Aniden irkilince beni daha yeni duyduğunu anlamıştım. Bana bakınca gözleri de büyümüştü. Tanrım şuan o kadar tatlıydı ki yanaklarını öpmek istemiştim. Ama bunu şimdi yapamazdım öyle değil mi?

"S-sen. Senin b-burda ne işin var kai?"

"Sadece özel yerimi ele geçiren kişiyi tanımak istemiştim. Ama o kişi senmişsin. "

"Özel yerin mi? Senin mi? Haha beni güldürme kai. Kendimi bildim bileli burası benim özel yerimdir."

"Nasıl yani ikimizinde özel yeri burası mı?"

"Sanırım öyle."

Aslında bunu öğrendiğime sevinmiştim. Çünkü neden sevinmeyeyim. Düşünsenize sevdiğim çocuk ile özel yerim aynı. Ama onun bunu bilmesine gerek yoktu. Biraz oturup sohbet ettikten sonra ona neden okula gelmediğini sormuştum. Ama o sadece kestirip atmıştı.

O böyle yapınca bir şeyler olduğunu anlamıştım ama onu zorlamak istemediğim için daha fazla uzatmak istemedim. Artık gitmesi gerektiğini söyleyince onu onaylamış o gittikten sonra her zaman sakladığım yerden bir şişe içki çıkarmıştım.
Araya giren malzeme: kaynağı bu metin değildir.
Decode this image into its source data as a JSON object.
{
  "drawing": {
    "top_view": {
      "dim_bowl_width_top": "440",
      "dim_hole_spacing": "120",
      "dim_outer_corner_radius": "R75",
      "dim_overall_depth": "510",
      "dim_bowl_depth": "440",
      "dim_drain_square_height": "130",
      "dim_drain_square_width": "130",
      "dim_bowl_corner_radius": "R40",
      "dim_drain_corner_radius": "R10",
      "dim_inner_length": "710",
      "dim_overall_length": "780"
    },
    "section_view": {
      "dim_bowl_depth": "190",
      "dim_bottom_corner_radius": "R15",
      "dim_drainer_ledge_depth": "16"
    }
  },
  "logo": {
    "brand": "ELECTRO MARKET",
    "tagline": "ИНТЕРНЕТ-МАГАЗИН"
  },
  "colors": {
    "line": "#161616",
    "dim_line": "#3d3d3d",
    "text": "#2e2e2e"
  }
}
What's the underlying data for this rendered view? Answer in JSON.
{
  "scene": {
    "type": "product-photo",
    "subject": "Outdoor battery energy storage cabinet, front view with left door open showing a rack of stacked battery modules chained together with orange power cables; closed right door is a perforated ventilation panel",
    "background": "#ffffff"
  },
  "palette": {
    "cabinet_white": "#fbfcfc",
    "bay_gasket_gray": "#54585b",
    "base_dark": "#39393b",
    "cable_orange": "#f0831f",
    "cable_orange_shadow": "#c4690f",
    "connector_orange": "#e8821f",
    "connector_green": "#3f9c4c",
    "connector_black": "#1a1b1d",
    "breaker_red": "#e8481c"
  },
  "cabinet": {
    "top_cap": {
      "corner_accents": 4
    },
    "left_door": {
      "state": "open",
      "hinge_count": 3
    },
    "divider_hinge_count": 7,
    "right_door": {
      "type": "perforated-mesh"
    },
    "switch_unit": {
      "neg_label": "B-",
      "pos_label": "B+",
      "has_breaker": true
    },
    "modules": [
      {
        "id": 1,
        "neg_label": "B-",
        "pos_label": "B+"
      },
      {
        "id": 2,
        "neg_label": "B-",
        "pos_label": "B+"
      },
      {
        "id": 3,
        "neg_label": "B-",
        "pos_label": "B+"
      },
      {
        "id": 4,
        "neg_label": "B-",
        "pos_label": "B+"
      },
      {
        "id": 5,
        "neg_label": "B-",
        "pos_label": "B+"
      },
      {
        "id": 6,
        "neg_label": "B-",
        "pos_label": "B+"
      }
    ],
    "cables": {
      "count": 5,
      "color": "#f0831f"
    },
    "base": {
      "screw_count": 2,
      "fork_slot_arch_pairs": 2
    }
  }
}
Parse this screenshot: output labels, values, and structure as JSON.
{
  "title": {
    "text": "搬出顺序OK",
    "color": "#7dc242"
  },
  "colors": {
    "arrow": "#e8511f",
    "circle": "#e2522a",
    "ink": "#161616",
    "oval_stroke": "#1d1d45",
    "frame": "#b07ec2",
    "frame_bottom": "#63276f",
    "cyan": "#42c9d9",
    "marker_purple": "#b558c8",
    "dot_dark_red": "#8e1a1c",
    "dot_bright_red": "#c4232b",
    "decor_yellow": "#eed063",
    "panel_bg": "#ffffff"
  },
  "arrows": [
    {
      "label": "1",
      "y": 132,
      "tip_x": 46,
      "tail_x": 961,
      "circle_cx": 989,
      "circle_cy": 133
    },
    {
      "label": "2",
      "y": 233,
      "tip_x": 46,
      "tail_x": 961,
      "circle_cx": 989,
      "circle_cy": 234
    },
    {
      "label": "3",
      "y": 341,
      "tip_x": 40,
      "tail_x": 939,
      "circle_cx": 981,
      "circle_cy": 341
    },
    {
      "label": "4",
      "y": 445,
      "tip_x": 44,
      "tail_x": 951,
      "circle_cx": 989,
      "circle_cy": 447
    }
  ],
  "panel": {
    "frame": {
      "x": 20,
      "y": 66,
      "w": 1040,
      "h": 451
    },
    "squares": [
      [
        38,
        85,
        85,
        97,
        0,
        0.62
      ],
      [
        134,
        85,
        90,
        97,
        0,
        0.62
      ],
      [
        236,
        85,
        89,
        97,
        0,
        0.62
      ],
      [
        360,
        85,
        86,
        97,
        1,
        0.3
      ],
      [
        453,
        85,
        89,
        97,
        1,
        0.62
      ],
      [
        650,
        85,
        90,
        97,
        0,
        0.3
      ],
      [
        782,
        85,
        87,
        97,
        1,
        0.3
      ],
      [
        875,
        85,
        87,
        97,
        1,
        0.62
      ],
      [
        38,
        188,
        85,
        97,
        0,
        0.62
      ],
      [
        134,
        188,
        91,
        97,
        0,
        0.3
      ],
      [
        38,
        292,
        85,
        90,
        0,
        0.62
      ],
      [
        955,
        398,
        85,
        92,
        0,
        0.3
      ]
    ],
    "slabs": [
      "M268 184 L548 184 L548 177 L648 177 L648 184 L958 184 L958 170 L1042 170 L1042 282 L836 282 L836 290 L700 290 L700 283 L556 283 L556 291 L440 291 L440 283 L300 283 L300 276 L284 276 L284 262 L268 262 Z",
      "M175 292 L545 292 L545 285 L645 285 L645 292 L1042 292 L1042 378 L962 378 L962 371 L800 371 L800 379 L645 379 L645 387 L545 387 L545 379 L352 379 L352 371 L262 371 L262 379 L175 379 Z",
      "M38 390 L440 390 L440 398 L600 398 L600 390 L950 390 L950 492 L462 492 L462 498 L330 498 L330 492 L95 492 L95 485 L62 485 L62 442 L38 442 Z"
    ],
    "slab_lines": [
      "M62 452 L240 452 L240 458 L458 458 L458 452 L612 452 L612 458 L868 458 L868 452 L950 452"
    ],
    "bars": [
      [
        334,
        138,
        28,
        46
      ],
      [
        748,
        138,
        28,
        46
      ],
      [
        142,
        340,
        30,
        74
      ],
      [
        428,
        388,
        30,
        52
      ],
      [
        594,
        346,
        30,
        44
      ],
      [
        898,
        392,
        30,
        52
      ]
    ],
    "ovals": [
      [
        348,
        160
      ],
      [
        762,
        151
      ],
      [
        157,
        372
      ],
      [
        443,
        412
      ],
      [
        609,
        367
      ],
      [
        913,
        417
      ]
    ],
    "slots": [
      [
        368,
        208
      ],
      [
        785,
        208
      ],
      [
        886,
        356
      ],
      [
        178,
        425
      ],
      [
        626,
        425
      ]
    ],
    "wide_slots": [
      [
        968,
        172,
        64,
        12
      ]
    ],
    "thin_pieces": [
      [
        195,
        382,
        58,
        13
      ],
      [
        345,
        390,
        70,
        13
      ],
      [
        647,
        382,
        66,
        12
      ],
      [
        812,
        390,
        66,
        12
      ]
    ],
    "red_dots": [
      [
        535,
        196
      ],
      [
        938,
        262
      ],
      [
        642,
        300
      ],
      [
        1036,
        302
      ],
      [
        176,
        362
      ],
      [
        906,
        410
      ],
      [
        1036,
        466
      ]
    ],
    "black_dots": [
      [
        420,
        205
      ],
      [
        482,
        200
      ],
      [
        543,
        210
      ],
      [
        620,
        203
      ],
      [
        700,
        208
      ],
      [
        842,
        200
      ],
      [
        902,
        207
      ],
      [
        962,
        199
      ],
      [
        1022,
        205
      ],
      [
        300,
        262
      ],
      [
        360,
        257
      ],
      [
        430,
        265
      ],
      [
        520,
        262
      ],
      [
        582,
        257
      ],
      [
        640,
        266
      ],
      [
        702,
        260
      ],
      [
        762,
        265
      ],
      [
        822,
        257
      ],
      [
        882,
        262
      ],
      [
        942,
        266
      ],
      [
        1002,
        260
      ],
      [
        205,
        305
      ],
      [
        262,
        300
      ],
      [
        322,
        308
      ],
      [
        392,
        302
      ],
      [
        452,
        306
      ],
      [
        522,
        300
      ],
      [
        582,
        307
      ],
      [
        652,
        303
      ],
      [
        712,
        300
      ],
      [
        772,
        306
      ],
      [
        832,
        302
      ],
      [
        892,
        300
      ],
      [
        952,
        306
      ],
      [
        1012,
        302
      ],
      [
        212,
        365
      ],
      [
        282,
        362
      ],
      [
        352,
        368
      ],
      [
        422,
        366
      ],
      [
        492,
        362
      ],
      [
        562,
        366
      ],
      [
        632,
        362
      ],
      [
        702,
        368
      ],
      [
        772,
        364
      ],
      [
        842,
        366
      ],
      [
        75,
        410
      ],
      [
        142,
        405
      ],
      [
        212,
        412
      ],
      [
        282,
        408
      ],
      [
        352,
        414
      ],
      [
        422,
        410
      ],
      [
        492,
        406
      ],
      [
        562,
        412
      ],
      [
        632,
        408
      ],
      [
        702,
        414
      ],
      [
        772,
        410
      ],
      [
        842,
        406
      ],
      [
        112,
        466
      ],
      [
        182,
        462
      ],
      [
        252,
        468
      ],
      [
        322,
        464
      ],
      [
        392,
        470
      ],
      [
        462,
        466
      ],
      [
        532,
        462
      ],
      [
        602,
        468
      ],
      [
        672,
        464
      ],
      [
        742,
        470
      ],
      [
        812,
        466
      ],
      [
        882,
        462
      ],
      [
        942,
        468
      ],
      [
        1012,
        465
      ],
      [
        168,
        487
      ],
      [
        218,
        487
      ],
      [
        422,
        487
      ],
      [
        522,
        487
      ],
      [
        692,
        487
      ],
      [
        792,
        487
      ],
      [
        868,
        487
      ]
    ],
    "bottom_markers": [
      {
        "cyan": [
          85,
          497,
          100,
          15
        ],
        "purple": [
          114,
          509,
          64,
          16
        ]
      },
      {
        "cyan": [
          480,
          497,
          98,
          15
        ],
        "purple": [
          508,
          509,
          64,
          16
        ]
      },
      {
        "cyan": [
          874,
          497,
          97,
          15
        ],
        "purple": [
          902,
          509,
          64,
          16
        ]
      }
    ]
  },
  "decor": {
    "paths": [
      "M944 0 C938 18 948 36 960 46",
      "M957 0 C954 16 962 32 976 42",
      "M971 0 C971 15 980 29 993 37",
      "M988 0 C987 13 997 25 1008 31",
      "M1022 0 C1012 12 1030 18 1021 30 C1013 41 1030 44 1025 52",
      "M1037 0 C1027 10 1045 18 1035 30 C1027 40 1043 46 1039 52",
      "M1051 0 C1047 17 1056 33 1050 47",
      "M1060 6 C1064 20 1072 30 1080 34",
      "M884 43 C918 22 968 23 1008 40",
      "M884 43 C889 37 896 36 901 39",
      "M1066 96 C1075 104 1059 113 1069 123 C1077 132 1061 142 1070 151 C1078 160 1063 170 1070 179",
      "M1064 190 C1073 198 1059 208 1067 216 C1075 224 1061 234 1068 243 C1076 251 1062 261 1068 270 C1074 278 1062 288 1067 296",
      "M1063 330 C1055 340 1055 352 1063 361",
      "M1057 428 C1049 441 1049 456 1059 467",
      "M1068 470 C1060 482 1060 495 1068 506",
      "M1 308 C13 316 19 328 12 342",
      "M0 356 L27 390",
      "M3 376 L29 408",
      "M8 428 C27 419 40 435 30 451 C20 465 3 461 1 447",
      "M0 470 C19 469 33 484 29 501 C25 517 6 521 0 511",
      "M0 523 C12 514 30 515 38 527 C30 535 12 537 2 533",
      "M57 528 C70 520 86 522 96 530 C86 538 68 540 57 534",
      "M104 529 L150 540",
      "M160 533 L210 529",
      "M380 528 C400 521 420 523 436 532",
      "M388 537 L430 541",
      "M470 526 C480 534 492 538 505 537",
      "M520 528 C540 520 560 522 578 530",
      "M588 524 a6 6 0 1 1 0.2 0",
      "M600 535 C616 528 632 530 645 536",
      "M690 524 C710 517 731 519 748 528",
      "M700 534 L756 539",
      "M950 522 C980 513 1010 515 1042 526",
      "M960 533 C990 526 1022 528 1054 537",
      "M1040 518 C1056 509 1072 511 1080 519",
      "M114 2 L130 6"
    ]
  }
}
Size annemi özlediğimi söyledim mi hiç? Hayır değil mi? O zaman şimdi söylemeliyim. Annemi çok özledim. Saat epey bir geçerken elimdeki boş şişeye baktım bir süre. Biraz da ağladıktan sonra eve gelmiştim.

Acaba yarın okula gitmese miydim. Bunu biraz düşünüp uyudum. Sonuç olarak okuldaydım. Eğer sehun ve taemin 'in çenesi olmasaydı zaten gelmeyecektim ama her zaman ki sehun ve min işte.

Soo 'nun anlatımından;
Dünkü şaşkınlığımdan sonra okula ancak gelebilmiştim. Yani o kayalıkları benden başka kimsenin bilmemesi gerekirdi. Çünkü orayı annemin ölüm haberini aldıktan sonra bulmuştum ve orası özel yerim olmuştu. Ama tek benim değilmiş.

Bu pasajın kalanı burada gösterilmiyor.